Shared Mental Models for Human-Robot Teaming
When humans work in teams, it is crucial for the members to develop fluent team behavior. We believe that the same holds for robot teammates, if they are to perform in a similarly fluent manner as members of a human-robot team. Our collaborative planning and execution algorithms are inspired by studies in human team coordination, and aim to support a mutual adaptation process for humans and robot that produces fluency in joint-action. This goal of the research is to improve the efficiency of manual assembly processes through human-robot collaboration. This work is performed in collaboration with ABB.
Fast Scheduling of Human-Robot Teams with Temporospatial Constraints
New uses of robotics in traditionally manual manufacturing processes require the careful choreography of human and robotic agents to support safe and efficient coordinated work. Tasks must be allocated among agents and scheduled to meet temporal deadlines and spatial restrictions on agent proximity. These systems must also be capable of replanning on-the-fly to adapt to disturbances in the schedule and to respond to people working in close physical proximity. We are developing fast, near optimal task assignment and scheduling algorithms that scale to multiagent, factory-size problems and support on-the-fly replanning with temporal and spatial-proximity constraints. We demonstrate that this capability enables human and robotic agents to effectively work together in close proximity to perform manufacturing-relevant tasks, including multi-robot composite material placement, drilling, and robotic assistance in manual tasks. This research is performed in collaboration with Boeing Research and Technology.
Improving the Efficiency of Close Proximity Human-Robot Collaboration
Manipulation tasks where humans and robots share a common volume represent new challenges for robotics in manufacturing environments. The robot's motion planning algorithm requires an awareness of the human’s pose and his or her next actions to compute trajectories that synchronize naturally with the human motion. We are developing statistical models and algorithms to predict in real time the behavior of a human working together with a robot, using both human motion and task procedure information. The efficacy of the approach is evaluated through human subject experimentation. This capability is used by the robot to deconflict work assignments, assist in manipulation tasks, and support the human by providing tools and materials at the right time.
Intelligent Machine Participation in Human Meetings
Inherent human limitations pose significant challenges for team planning in a highly dynamic crisis environment. Stress, urgency, resource conflict, and confirmation bias may get in the way of establishing a clear shared mental model of what needs to get done and how the response team will proceed. Our research effort is aimed at developing intelligent agents that effectively particpate in human team planning session for disaster response. We are developing algorithms to detect weak agreements among team members at planning time, and track plan formation directly from the human team's planning conversation. This reseach is performed in collaboration with Lincoln Laboratory, and our long term goal is to integrate this technology into the Next Generation Incident Command System (NICS), a web-based tool for distributed planning and shared situational awareness.

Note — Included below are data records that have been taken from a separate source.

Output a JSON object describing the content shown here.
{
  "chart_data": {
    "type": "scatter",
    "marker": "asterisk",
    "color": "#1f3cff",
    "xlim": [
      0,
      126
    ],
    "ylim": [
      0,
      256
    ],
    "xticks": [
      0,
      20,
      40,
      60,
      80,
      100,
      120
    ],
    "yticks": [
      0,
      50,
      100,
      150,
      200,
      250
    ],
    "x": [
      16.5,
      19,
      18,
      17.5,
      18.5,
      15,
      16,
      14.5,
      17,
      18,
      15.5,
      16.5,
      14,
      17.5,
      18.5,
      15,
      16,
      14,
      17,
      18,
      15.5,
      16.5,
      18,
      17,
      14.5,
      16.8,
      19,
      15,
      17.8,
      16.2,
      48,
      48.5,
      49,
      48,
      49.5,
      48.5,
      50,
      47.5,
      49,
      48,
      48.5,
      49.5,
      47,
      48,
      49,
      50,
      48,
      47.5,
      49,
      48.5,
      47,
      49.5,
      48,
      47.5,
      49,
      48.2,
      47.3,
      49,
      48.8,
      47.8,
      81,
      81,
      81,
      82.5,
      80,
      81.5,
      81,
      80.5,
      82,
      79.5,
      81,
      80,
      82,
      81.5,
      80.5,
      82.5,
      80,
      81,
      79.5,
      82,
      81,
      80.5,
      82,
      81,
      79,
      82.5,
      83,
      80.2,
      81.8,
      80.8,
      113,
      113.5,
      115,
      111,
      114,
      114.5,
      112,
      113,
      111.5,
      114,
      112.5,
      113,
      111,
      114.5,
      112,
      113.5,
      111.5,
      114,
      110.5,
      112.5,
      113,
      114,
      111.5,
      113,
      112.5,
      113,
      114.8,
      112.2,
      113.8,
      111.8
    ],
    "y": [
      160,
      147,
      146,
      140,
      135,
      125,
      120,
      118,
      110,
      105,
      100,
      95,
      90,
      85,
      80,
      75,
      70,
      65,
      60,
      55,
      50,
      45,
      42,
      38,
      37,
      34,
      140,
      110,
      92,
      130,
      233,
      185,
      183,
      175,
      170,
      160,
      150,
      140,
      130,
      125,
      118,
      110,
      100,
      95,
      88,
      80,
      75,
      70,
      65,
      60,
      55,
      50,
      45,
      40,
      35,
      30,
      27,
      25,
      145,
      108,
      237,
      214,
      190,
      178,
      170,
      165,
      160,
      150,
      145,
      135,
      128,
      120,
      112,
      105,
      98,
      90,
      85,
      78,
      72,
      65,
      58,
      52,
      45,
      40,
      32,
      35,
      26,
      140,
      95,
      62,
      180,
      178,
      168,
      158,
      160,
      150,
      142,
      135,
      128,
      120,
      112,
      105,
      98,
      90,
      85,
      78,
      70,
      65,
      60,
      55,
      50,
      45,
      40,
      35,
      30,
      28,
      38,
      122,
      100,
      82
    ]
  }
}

Mobile Robotic Assistants for Manufacturing Environments
Human workers in assembly spend a significant portion of their time retrieving and staging tools and parts for each job. A robotic assistant can provide productivity benefit by performing these non-value-added tasks for the worker. In this project, we are developing a mobile robot to assist workers on an automotive assembly line. The robot must navigate a confined and busy space. Motion planning techniques that treat people as obstacles can significantly degrade the efficiency of the system. We're developing planning techniques the incorporate models of human behavior to anticipate human motions and actions. Our aim is to use these models of human behavior to improve the efficiency with which the robot traverses the line and maneuvers around people.